La seconde rupture concerne la simplification radicale de la création d'agents conversationnels. OpenAI vient de lancer un kit qui permet à quiconque, sans expertise technique particulière, de construire ses propres agents intelligents. Le dispositif repose sur un éditeur visuel, un chatbot personnalisable et des outils de mesure de performance, le tout connecté à Google Drive, SharePoint, Microsoft Teams et d'autres services professionnels. Pour le secteur de la formation, cette démocratisation change radicalement la donne. Les concepteurs pédagogiques vont devoir intégrer une nouvelle compétence : la conception d'agents conversationnels capables d'accompagner les apprenants. Mais contrairement aux vagues technologiques précédentes qui nécessitaient des mois d'apprentissage, celle-ci promet une courbe d'adoption beaucoup plus douce. Les applications pour la formation professionnelle sont multiples : tuteur virtuel disponible en permanence, coach personnalisé pour les parcours d'onboarding, assistant métier puisant dans la documentation de l'entreprise, facilitateur de classes virtuelles, agent d'évaluation conduisant des entretiens adaptatifs, guide d'orientation dans les catalogues de formation… La liste est virtuellement infinie et ne demande qu'à être explorée par les équipes formation audacieuses. Attention toutefois : cette démocratisation ne signifie pas que n'importe quel agent sera efficace sur le plan pédagogique. Les compétences en ingénierie pédagogique restent absolument indispensables pour concevoir des interactions pertinentes, définir des objectifs clairs, structurer des parcours cohérents, évaluer l'efficacité réelle des dispositifs. La technologie fournit les outils, mais c'est aux professionnels de formation d'apporter l'expertise métier sans laquelle ces outils resteront des coquilles vides.

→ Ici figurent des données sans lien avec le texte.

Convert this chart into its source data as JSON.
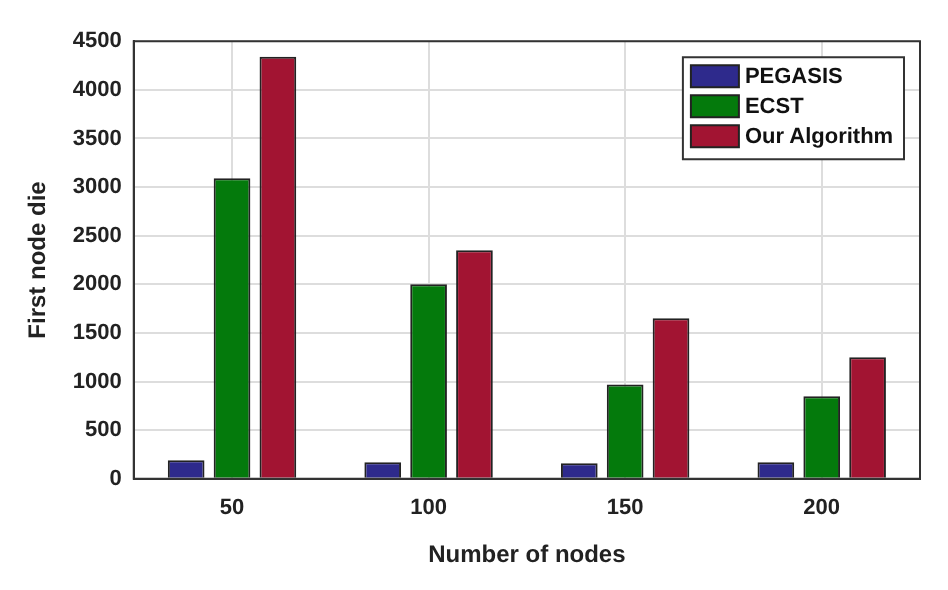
{
  "chart_data": {
    "type": "bar",
    "xlabel": "Number of nodes",
    "ylabel": "First node die",
    "categories": [
      "50",
      "100",
      "150",
      "200"
    ],
    "series": [
      {
        "name": "PEGASIS",
        "color": "#2e2a8c",
        "values": [
          190,
          170,
          160,
          170
        ]
      },
      {
        "name": "ECST",
        "color": "#047a0c",
        "values": [
          3090,
          2000,
          970,
          850
        ]
      },
      {
        "name": "Our Algorithm",
        "color": "#a21432",
        "values": [
          4340,
          2350,
          1650,
          1250
        ]
      }
    ],
    "ylim": [
      0,
      4500
    ],
    "yticks": [
      0,
      500,
      1000,
      1500,
      2000,
      2500,
      3000,
      3500,
      4000,
      4500
    ],
    "grid": true,
    "legend": "top right"
  }
}
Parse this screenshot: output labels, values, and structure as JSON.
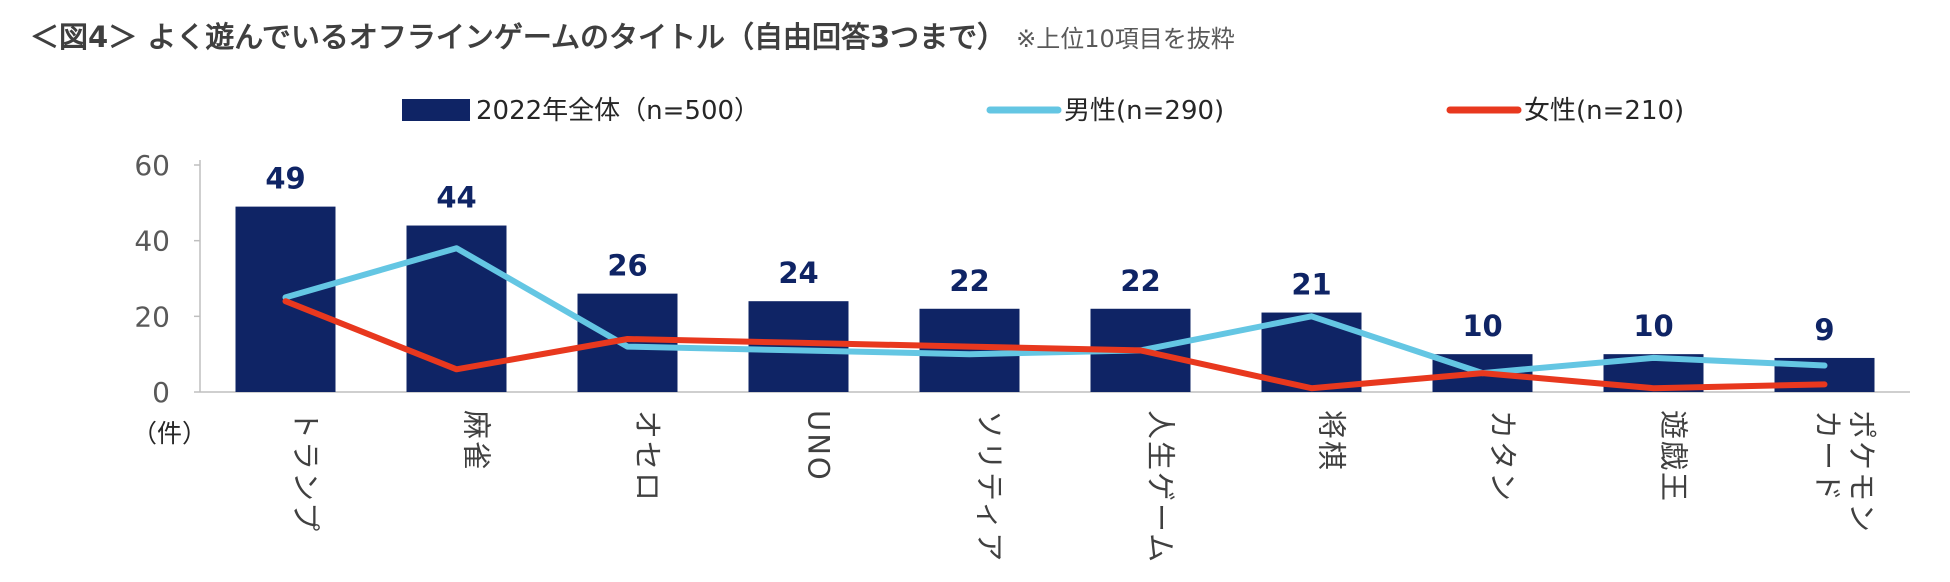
{
  "chart_data": {
    "type": "bar",
    "title": "＜図4＞ よく遊んでいるオフラインゲームのタイトル（自由回答3つまで）",
    "subtitle": "※上位10項目を抜粋",
    "unit_label": "（件）",
    "categories": [
      "トランプ",
      "麻雀",
      "オセロ",
      "UNO",
      "ソリティア",
      "人生ゲーム",
      "将棋",
      "カタン",
      "遊戯王",
      "ポケモンカード"
    ],
    "category_lines": [
      [
        "トランプ"
      ],
      [
        "麻雀"
      ],
      [
        "オセロ"
      ],
      [
        "UNO"
      ],
      [
        "ソリティア"
      ],
      [
        "人生ゲーム"
      ],
      [
        "将棋"
      ],
      [
        "カタン"
      ],
      [
        "遊戯王"
      ],
      [
        "ポケモン",
        "カード"
      ]
    ],
    "ylim": [
      0,
      60
    ],
    "yticks": [
      0,
      20,
      40,
      60
    ],
    "legend_position": "top",
    "series": [
      {
        "name": "2022年全体（n=500）",
        "kind": "bar",
        "color": "#0f2465",
        "values": [
          49,
          44,
          26,
          24,
          22,
          22,
          21,
          10,
          10,
          9
        ],
        "labels": [
          "49",
          "44",
          "26",
          "24",
          "22",
          "22",
          "21",
          "10",
          "10",
          "9"
        ]
      },
      {
        "name": "男性(n=290)",
        "kind": "line",
        "color": "#64c6e3",
        "values": [
          25,
          38,
          12,
          11,
          10,
          11,
          20,
          5,
          9,
          7
        ]
      },
      {
        "name": "女性(n=210)",
        "kind": "line",
        "color": "#e8381e",
        "values": [
          24,
          6,
          14,
          13,
          12,
          11,
          1,
          5,
          1,
          2
        ]
      }
    ]
  }
}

Le nouveau régime permanent de la formation
Au-delà de ces deux annonces structurantes, les évolutions récentes confirment une tendance de fond : l'accélération technologique n'est plus une phase transitoire, c'est le régime permanent dans lequel évoluent désormais les professionnels de formation. Les outils de génération de code s'améliorent radicalement, ouvrant la voie à la création d'interactions pédagogiques complexes sans développeur. Les modèles de génération vidéo permettent de produire des contenus visuels réalistes avec son synchronisé, questionnant les investissements massifs dans la production vidéo traditionnelle. Chaque trimestre apporte son lot d'annonces qui redéfinissent les possibles et obligent à reconsidérer les stratégies en cours. Pour les équipes formation, cette réalité impose un changement profond de posture. Les responsables qui attendent que la technologie se stabilise pour s'y intéresser ont déjà perdu la partie. Ceux qui expérimentent, testent, échouent, apprennent et itèrent sont ceux qui construisent les dispositifs de demain. Cette accélération permanente requiert précisément ce nouvel état d'esprit dont on parle depuis des années : agilité mentale, réactivité face aux opportunités, créativité dans l'utilisation des outils, orientation résultat plutôt que conformité aux processus établis. L'objectif annoncé par les acteurs technologiques est explicite : raccourcir le chemin de l'idée à la production. C'est exactement ce dont ont besoin les services formation : passer moins de temps sur la logistique et les contraintes techniques, consacrer plus d'énergie à la conception pédagogique de qualité et à l'accompagnement humain des apprenants. Les outils sont là, plus puissants et plus accessibles que jamais. Reste à savoir qui, dans le secteur de la formation, aura le courage de s'en emparer vraiment, sans attendre que la concurrence ou les collaborateurs eux-mêmes imposent le changement. Car une chose est certaine : ChatGPT n'est plus un phénomène de niche. C'est devenu l'interface par défaut d'une partie croissante de la population mondiale pour accéder à l'information et aux services. Les professionnels de formation peuvent choisir d'ignorer cette réalité ou de la considérer comme ce qu'elle est : un bouleversement aussi profond que l'arrivée d'Internet dans les années 1990 ou celle du smartphone à la fin des années 2000. À eux de décider s'ils veulent subir cette transformation ou la piloter.